Alzheimer’s disease impacts around 200,000 Americans; it is the country’s sixth leading cause of death. The disease is thought to begin affecting the brain ten to twenty years before it can be diagnosed, which is a serious treatment challenge. New work by scientists at Purdue University may change that. They have found a way to assess molecules in the brain with much greater detail; the technique could help researchers learn how the disease progresses, and where therapeutics could be applied. The work has been reported in Nature Methods.
Amyloid plaques are known to build up before Alzheimer’s disease starts in the brain. The clumps inflame cells, which can destroy neurons and impair memory. Plaque buildup is the first symptom of the disease. The nanoscope the researchers created helped them view plaques in Alzheimer’s patients.
"While strictly a research tool for the foreseeable future, this technology has allowed us to see how the plaques are assembled and remodeled during the disease process," explained Gary Landreth, professor of anatomy and cell biology at the Indiana University School of Medicine's Stark Neurosciences Research Institute. "It gives insight into the biological causes of the disease so that we can see if we can stop the formation of these damaging structures in the brain."
Slices of brain tissue are often thick, and there are limitations with conventional light microscopes. That has prevented investigators from making good observations of amyloid plaques and their behavior.

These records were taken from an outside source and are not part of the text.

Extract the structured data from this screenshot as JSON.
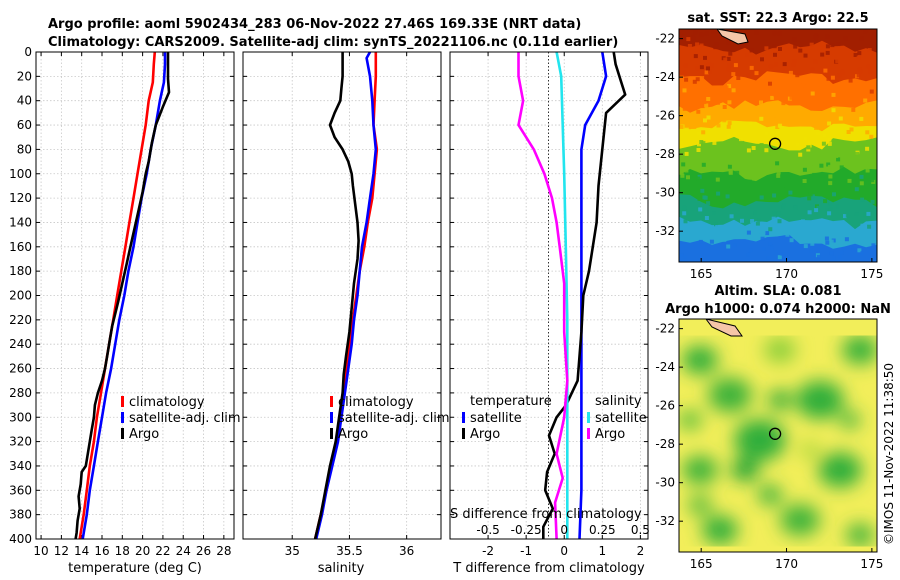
{
  "header": {
    "line1": "Argo profile: aoml 5902434_283 06-Nov-2022 27.46S 169.33E (NRT data)",
    "line2": "Climatology: CARS2009. Satellite-adj clim: synTS_20221106.nc (0.11d earlier)"
  },
  "watermark": "©IMOS 11-Nov-2022 11:38:50",
  "colors": {
    "climatology": "#ff0000",
    "satellite": "#0000ff",
    "argo": "#000000",
    "satellite_s": "#22e5ee",
    "argo_s": "#ff00ff"
  },
  "chart_data": [
    {
      "type": "line",
      "id": "temperature",
      "xlabel": "temperature (deg C)",
      "xlim": [
        9.5,
        29
      ],
      "xticks": [
        "10",
        "12",
        "14",
        "16",
        "18",
        "20",
        "22",
        "24",
        "26",
        "28"
      ],
      "ylim": [
        0,
        400
      ],
      "yticks": [
        "0",
        "20",
        "40",
        "60",
        "80",
        "100",
        "120",
        "140",
        "160",
        "180",
        "200",
        "220",
        "240",
        "260",
        "280",
        "300",
        "320",
        "340",
        "360",
        "380",
        "400"
      ],
      "legend": [
        "climatology",
        "satellite-adj. clim",
        "Argo"
      ],
      "series": [
        {
          "name": "climatology",
          "points": [
            [
              21.2,
              0
            ],
            [
              21.1,
              10
            ],
            [
              21.0,
              25
            ],
            [
              20.6,
              40
            ],
            [
              20.3,
              60
            ],
            [
              19.9,
              80
            ],
            [
              19.5,
              100
            ],
            [
              19.1,
              120
            ],
            [
              18.7,
              140
            ],
            [
              18.3,
              160
            ],
            [
              17.9,
              180
            ],
            [
              17.5,
              200
            ],
            [
              17.1,
              220
            ],
            [
              16.7,
              240
            ],
            [
              16.3,
              260
            ],
            [
              15.9,
              280
            ],
            [
              15.5,
              300
            ],
            [
              15.2,
              320
            ],
            [
              14.8,
              340
            ],
            [
              14.5,
              360
            ],
            [
              14.2,
              380
            ],
            [
              13.8,
              400
            ]
          ]
        },
        {
          "name": "satellite-adj. clim",
          "points": [
            [
              22.2,
              0
            ],
            [
              22.2,
              10
            ],
            [
              22.1,
              25
            ],
            [
              21.7,
              40
            ],
            [
              21.3,
              60
            ],
            [
              20.8,
              80
            ],
            [
              20.4,
              100
            ],
            [
              19.9,
              120
            ],
            [
              19.5,
              140
            ],
            [
              19.1,
              160
            ],
            [
              18.6,
              180
            ],
            [
              18.2,
              200
            ],
            [
              17.7,
              220
            ],
            [
              17.3,
              240
            ],
            [
              16.9,
              260
            ],
            [
              16.4,
              280
            ],
            [
              16.0,
              300
            ],
            [
              15.6,
              320
            ],
            [
              15.2,
              340
            ],
            [
              14.8,
              360
            ],
            [
              14.5,
              380
            ],
            [
              14.1,
              400
            ]
          ]
        },
        {
          "name": "Argo",
          "points": [
            [
              22.5,
              0
            ],
            [
              22.5,
              10
            ],
            [
              22.5,
              22
            ],
            [
              22.6,
              33
            ],
            [
              22.0,
              45
            ],
            [
              21.3,
              60
            ],
            [
              20.9,
              75
            ],
            [
              20.6,
              90
            ],
            [
              20.3,
              100
            ],
            [
              20.0,
              115
            ],
            [
              19.6,
              130
            ],
            [
              19.2,
              145
            ],
            [
              18.8,
              160
            ],
            [
              18.4,
              175
            ],
            [
              18.0,
              190
            ],
            [
              17.6,
              205
            ],
            [
              17.3,
              215
            ],
            [
              17.0,
              225
            ],
            [
              16.8,
              235
            ],
            [
              16.5,
              250
            ],
            [
              16.3,
              260
            ],
            [
              16.0,
              270
            ],
            [
              15.6,
              280
            ],
            [
              15.3,
              290
            ],
            [
              15.2,
              300
            ],
            [
              15.0,
              310
            ],
            [
              14.8,
              320
            ],
            [
              14.6,
              330
            ],
            [
              14.4,
              340
            ],
            [
              14.0,
              345
            ],
            [
              13.9,
              355
            ],
            [
              13.7,
              365
            ],
            [
              13.8,
              375
            ],
            [
              13.6,
              385
            ],
            [
              13.5,
              395
            ],
            [
              13.4,
              400
            ]
          ]
        }
      ]
    },
    {
      "type": "line",
      "id": "salinity",
      "xlabel": "salinity",
      "xlim": [
        34.57,
        36.3
      ],
      "xticks": [
        "35",
        "35.5",
        "36"
      ],
      "ylim": [
        0,
        400
      ],
      "legend": [
        "climatology",
        "satellite-adj. clim",
        "Argo"
      ],
      "series": [
        {
          "name": "climatology",
          "points": [
            [
              35.73,
              0
            ],
            [
              35.73,
              20
            ],
            [
              35.72,
              40
            ],
            [
              35.71,
              60
            ],
            [
              35.74,
              80
            ],
            [
              35.72,
              100
            ],
            [
              35.7,
              120
            ],
            [
              35.66,
              140
            ],
            [
              35.63,
              160
            ],
            [
              35.59,
              180
            ],
            [
              35.56,
              200
            ],
            [
              35.53,
              220
            ],
            [
              35.5,
              240
            ],
            [
              35.47,
              260
            ],
            [
              35.45,
              280
            ],
            [
              35.42,
              300
            ],
            [
              35.39,
              320
            ],
            [
              35.34,
              340
            ],
            [
              35.3,
              360
            ],
            [
              35.25,
              380
            ],
            [
              35.2,
              400
            ]
          ]
        },
        {
          "name": "satellite-adj. clim",
          "points": [
            [
              35.68,
              0
            ],
            [
              35.65,
              5
            ],
            [
              35.68,
              20
            ],
            [
              35.7,
              40
            ],
            [
              35.71,
              60
            ],
            [
              35.73,
              80
            ],
            [
              35.71,
              100
            ],
            [
              35.68,
              120
            ],
            [
              35.65,
              140
            ],
            [
              35.61,
              160
            ],
            [
              35.59,
              180
            ],
            [
              35.57,
              200
            ],
            [
              35.54,
              220
            ],
            [
              35.52,
              240
            ],
            [
              35.49,
              260
            ],
            [
              35.46,
              280
            ],
            [
              35.43,
              300
            ],
            [
              35.4,
              320
            ],
            [
              35.35,
              340
            ],
            [
              35.3,
              360
            ],
            [
              35.26,
              380
            ],
            [
              35.21,
              400
            ]
          ]
        },
        {
          "name": "Argo",
          "points": [
            [
              35.44,
              0
            ],
            [
              35.44,
              20
            ],
            [
              35.43,
              30
            ],
            [
              35.42,
              40
            ],
            [
              35.37,
              50
            ],
            [
              35.33,
              60
            ],
            [
              35.37,
              70
            ],
            [
              35.44,
              80
            ],
            [
              35.49,
              90
            ],
            [
              35.52,
              100
            ],
            [
              35.53,
              110
            ],
            [
              35.55,
              125
            ],
            [
              35.57,
              140
            ],
            [
              35.58,
              155
            ],
            [
              35.57,
              170
            ],
            [
              35.54,
              190
            ],
            [
              35.52,
              210
            ],
            [
              35.5,
              230
            ],
            [
              35.47,
              250
            ],
            [
              35.45,
              265
            ],
            [
              35.44,
              280
            ],
            [
              35.41,
              300
            ],
            [
              35.38,
              320
            ],
            [
              35.33,
              340
            ],
            [
              35.29,
              360
            ],
            [
              35.25,
              380
            ],
            [
              35.2,
              400
            ]
          ]
        }
      ]
    },
    {
      "type": "line",
      "id": "difference",
      "xlabel": "T difference from climatology",
      "xlabel_top": "S difference from climatology",
      "xlim": [
        -3,
        2.2
      ],
      "xticks": [
        "-2",
        "-1",
        "0",
        "1",
        "2"
      ],
      "xticks_top": [
        "-0.5",
        "-0.25",
        "0",
        "0.25",
        "0.5"
      ],
      "ylim": [
        0,
        400
      ],
      "legend_t_title": "temperature",
      "legend_s_title": "salinity",
      "legend": [
        "satellite",
        "Argo",
        "satellite",
        "Argo"
      ],
      "series": [
        {
          "name": "T satellite",
          "points": [
            [
              1.0,
              0
            ],
            [
              1.1,
              20
            ],
            [
              0.9,
              40
            ],
            [
              0.55,
              60
            ],
            [
              0.45,
              80
            ],
            [
              0.45,
              120
            ],
            [
              0.45,
              160
            ],
            [
              0.45,
              200
            ],
            [
              0.45,
              240
            ],
            [
              0.45,
              280
            ],
            [
              0.45,
              320
            ],
            [
              0.45,
              360
            ],
            [
              0.4,
              400
            ]
          ]
        },
        {
          "name": "T Argo",
          "points": [
            [
              1.3,
              0
            ],
            [
              1.35,
              10
            ],
            [
              1.5,
              25
            ],
            [
              1.6,
              35
            ],
            [
              1.1,
              50
            ],
            [
              1.05,
              65
            ],
            [
              1.0,
              80
            ],
            [
              0.9,
              110
            ],
            [
              0.85,
              140
            ],
            [
              0.75,
              160
            ],
            [
              0.65,
              180
            ],
            [
              0.5,
              200
            ],
            [
              0.45,
              230
            ],
            [
              0.4,
              250
            ],
            [
              0.35,
              270
            ],
            [
              0.2,
              280
            ],
            [
              0.05,
              290
            ],
            [
              -0.2,
              300
            ],
            [
              -0.4,
              315
            ],
            [
              -0.25,
              330
            ],
            [
              -0.45,
              345
            ],
            [
              -0.5,
              360
            ],
            [
              -0.3,
              375
            ],
            [
              -0.55,
              390
            ],
            [
              -0.55,
              400
            ]
          ]
        },
        {
          "name": "S satellite",
          "points": [
            [
              -0.05,
              0
            ],
            [
              -0.02,
              20
            ],
            [
              -0.01,
              60
            ],
            [
              0.0,
              100
            ],
            [
              0.01,
              160
            ],
            [
              0.02,
              220
            ],
            [
              0.02,
              280
            ],
            [
              0.02,
              340
            ],
            [
              0.02,
              400
            ]
          ]
        },
        {
          "name": "S Argo",
          "points": [
            [
              -0.3,
              0
            ],
            [
              -0.3,
              20
            ],
            [
              -0.27,
              40
            ],
            [
              -0.3,
              60
            ],
            [
              -0.2,
              80
            ],
            [
              -0.13,
              100
            ],
            [
              -0.08,
              120
            ],
            [
              -0.05,
              140
            ],
            [
              -0.03,
              160
            ],
            [
              0.0,
              190
            ],
            [
              0.0,
              230
            ],
            [
              0.02,
              270
            ],
            [
              0.0,
              300
            ],
            [
              -0.05,
              330
            ],
            [
              -0.01,
              350
            ],
            [
              -0.06,
              370
            ],
            [
              -0.05,
              400
            ]
          ]
        }
      ]
    },
    {
      "type": "heatmap",
      "id": "sst_map",
      "title": "sat. SST: 22.3 Argo: 22.5",
      "xticks": [
        "165",
        "170",
        "175"
      ],
      "yticks": [
        "-22",
        "-24",
        "-26",
        "-28",
        "-30",
        "-32"
      ],
      "xlim": [
        163.7,
        175.3
      ],
      "ylim": [
        -33.6,
        -21.5
      ],
      "marker": [
        169.33,
        -27.46
      ],
      "bands": [
        {
          "lat": -22,
          "color": "#a21f00"
        },
        {
          "lat": -23,
          "color": "#d63b00"
        },
        {
          "lat": -24.5,
          "color": "#ff7000"
        },
        {
          "lat": -26,
          "color": "#ffaa00"
        },
        {
          "lat": -27,
          "color": "#f0e000"
        },
        {
          "lat": -28,
          "color": "#6cc21e"
        },
        {
          "lat": -29.5,
          "color": "#22aa2a"
        },
        {
          "lat": -31,
          "color": "#18a37a"
        },
        {
          "lat": -32,
          "color": "#2aa8d0"
        },
        {
          "lat": -33,
          "color": "#1a70e0"
        }
      ]
    },
    {
      "type": "heatmap",
      "id": "sla_map",
      "title_line1": "Altim. SLA: 0.081",
      "title_line2": "Argo h1000: 0.074 h2000: NaN",
      "xticks": [
        "165",
        "170",
        "175"
      ],
      "yticks": [
        "-22",
        "-24",
        "-26",
        "-28",
        "-30",
        "-32"
      ],
      "xlim": [
        163.7,
        175.3
      ],
      "ylim": [
        -33.6,
        -21.5
      ],
      "marker": [
        169.33,
        -27.46
      ]
    }
  ]
}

"Brain tissue is particularly challenging for single molecule super-resolution imaging because it is highly packed with extracellular and intracellular constituents, which distort and scatter light – our source of molecular information," said Fang Huang, Purdue assistant professor of biomedical engineering. "You can image deep into the tissue, but the image is blurry."
The nanoscope Huang’s team made uses adaptable optics, which uses deformable mirrors to compensate for aberrations created by light. To apply it to brain tissue, the scientists found ways to make adjustments to the mirrors as the microscope penetrates different depths of tissue. Their methods boost the signals coming from molecules.
With this nanoscope, researchers get viewing resolution that is six to ten times than what conventional tools achieve. The team could then use an Alzheimer’s mouse model to look at huge brain sections and the plaques within them. Amyloid plaques act like a kind of hairball, entangling the tissues around it with small fibers that extend from the accumulated wax.
"We can see now that this is where the damage to the brain occurs. The mouse gives us validation that we can apply this imaging technique to human tissue," Landreth said.
The researchers are already using the nanoscope to look at amyloid plaques; they also are studying their effect on cells, and how they change.
"This development is particularly important for us as it had been quite challenging to achieve high-resolution in tissues. We hope this technique will help further our understanding of other disease-related questions, such as those for Parkinson's disease, multiple sclerosis, and other neurological diseases," Huang said.